En la Ciutadella está, aún, el Zoo de Barcelona. Los barceloneses acuden porque se trata de un recinto donde conviven artificialmente animales más o menos enjaulados. De ahí que tengan comportamientos que poco o nada tienen que ver con los que adoptarían en libertad. Justo al lado del zoo está el Parlament. Conviene a veces visitarlo. Hay allí animales (de la especie humana) aislados del resto de sus congéneres, por eso en no pocas ocasiones muestran comportamientos que no acostumbran a darse fuera de las jaulas en las que se convierten sus despachos o las salas de comisiones o el hemiciclo. El encierro les provoca, por lo oído, una fuerte agresividad verbal, que cesa a la hora de comer, incluyendo a los de la CUP, aunque finjan comer aparte.
Con todo, del mismo modo que los zoológicos sirven para el estudio de las especies animales, porque los bichos, bichos son, también la observación del comportamiento de los diputados puede servir para comprender lo que ocurre fuera. Por ejemplo, el instinto maternal de los mamíferos queda bien reflejado en Esther Andreu, esa amiga de la presidenta, Laura Borràs. Dimitió como secretaria general del Parlament tras haber garantizado un puesto de por vida a su hijito del alma, que tiene ya ahora el sustento asegurado. El sacrificio de una madre para beneficiar a su hijo es algo encomiable, perfectamente natural. Sólo dios eligió que el sacrificado fuera el hijo. A Esther Andreu no se le puede exigir un comportamiento tan divino.
Se observa también entre los señores diputados y las señoras diputadas una tendencia a lo gregario, a moverse conjuntamente, apoyándose los unos a los otros, casi siempre siguiendo y obedeciendo al líder de la manada. Tanto es así que muchos parlamentarios se abstienen de pensar, conscientes de que, a la hora de tomar decisiones, el portavoz levantará los dedos que les indiquen si deben votar sí o no o en blanco o abstenerse. Son los beneficios de la convivencia en una comunidad. Una comunidad casi monacal, de modo que sus señorías ni siquiera tienen que permanecer en el hemiciclo escuchando la tabarra de otro diputado. A la hora de votar, suenan los timbres que les avisan, como en los conventos y monasterios se llama con la campana a vísperas y maitines. Comparar estas llamadas con el sonido que estimulaba al perro de Pavlov sería ofensivo para algún diputado y también para el pobre perro.

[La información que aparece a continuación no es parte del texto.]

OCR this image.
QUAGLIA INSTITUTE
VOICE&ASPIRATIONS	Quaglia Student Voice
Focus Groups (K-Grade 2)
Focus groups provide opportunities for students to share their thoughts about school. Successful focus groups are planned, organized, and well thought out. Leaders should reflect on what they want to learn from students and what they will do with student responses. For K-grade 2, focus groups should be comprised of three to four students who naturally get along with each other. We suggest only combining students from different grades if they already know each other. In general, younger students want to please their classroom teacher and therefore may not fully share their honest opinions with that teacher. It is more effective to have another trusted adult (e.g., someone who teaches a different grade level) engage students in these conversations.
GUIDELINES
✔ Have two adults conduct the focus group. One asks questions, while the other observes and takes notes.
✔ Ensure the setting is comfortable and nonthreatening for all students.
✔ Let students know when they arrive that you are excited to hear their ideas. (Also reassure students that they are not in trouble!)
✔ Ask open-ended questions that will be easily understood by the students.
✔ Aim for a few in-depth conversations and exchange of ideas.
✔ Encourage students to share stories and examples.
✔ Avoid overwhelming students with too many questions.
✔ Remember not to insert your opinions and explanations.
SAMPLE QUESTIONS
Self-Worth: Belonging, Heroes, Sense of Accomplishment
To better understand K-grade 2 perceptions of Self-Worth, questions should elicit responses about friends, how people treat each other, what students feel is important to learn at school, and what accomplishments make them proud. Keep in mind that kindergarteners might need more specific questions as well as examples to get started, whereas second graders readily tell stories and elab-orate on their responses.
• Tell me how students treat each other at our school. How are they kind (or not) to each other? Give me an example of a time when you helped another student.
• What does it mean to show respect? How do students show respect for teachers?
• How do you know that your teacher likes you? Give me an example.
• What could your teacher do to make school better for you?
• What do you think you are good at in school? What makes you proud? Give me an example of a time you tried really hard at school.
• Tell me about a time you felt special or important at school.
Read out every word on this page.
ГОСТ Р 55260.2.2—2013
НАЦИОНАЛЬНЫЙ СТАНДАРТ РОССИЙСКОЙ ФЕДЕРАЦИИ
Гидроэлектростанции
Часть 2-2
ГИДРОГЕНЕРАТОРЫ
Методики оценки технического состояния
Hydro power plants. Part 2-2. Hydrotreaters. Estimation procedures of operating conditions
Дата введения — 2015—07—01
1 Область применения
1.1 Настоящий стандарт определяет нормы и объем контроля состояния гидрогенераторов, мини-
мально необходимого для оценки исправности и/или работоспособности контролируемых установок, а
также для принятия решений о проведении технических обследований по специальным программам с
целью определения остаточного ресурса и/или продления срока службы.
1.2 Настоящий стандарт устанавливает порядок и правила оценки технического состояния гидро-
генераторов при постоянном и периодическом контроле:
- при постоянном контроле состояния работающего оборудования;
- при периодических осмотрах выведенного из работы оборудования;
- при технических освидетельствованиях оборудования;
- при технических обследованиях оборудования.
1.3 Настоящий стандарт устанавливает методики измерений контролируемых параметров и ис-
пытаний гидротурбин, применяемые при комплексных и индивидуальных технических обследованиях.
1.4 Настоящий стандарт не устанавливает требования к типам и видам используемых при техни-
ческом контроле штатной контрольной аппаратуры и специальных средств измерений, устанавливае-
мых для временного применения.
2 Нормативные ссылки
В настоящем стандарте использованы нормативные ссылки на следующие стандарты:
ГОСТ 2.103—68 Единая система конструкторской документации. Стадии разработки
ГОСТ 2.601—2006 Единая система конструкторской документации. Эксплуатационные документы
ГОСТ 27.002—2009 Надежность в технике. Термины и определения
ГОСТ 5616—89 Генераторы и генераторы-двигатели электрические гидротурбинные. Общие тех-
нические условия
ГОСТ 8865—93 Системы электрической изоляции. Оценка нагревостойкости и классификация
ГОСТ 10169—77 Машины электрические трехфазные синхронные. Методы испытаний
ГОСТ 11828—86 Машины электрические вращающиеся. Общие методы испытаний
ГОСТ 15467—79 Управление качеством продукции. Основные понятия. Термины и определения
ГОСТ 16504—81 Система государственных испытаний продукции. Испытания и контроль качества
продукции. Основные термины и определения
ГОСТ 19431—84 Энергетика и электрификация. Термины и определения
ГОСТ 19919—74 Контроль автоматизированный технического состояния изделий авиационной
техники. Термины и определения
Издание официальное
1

Laura Borràs es un claro ejemplo de lealtad a los congéneres y amigos. Por eso se la persigue, por haber sido fiel a una amistad. Es una nueva Antígona. Ésta decide ignorar las decisiones de Creonte, que prohibió enterrar a Polinices por haber traicionado a Tebas, porque su conciencia es superior a las leyes; Borràs, por su parte, es perseguida por haber ignorado las normas de contratación y adjudicar a dedo unos contratillos a un amiguete, Isaías Herrero, por lo demás, condenado a cinco años por tráfico de drogas. Pero entre someterse a las leyes de un Estado opresor (que le paga opresivamente cada mes el sueldo) y la lealtad al amigo, ni Antígona ni Laura Borràs, tienen duda alguna.
Es cierto que a lo largo de la historia, desde Esopo por lo menos, se ha tenido la tentación de describir el comportamiento de los perros, los monos, los leones, los hipopótamos y las urracas para extraer moralejas que sirvieran para adoctrinar a la población en general y a los señores diputados y señoras diputadas, sus vecinos, en particular. Pero después del espléndido verso de Ángel González titulado Introducción a las fábulas para animales, eso ya no es posible. Más bien conviene lo contrario, como él mismo sugiere: “describir algún matiz de la conducta humana que pueda ser educativo” para cualquier animal, doméstico o salvaje. Pues “ya el hombre dejó atrás la adolescencia y en su vejez occidental bien puede servir de ejemplo” al perro para que sea más perro y aprenderá el zorro a ser más traidor y el león será más más sanguinario y el asno, más asno, de modo que “toda bestia aprenda a perfeccionarse como tal” y observe al “homo sapiens, y que aprenda”.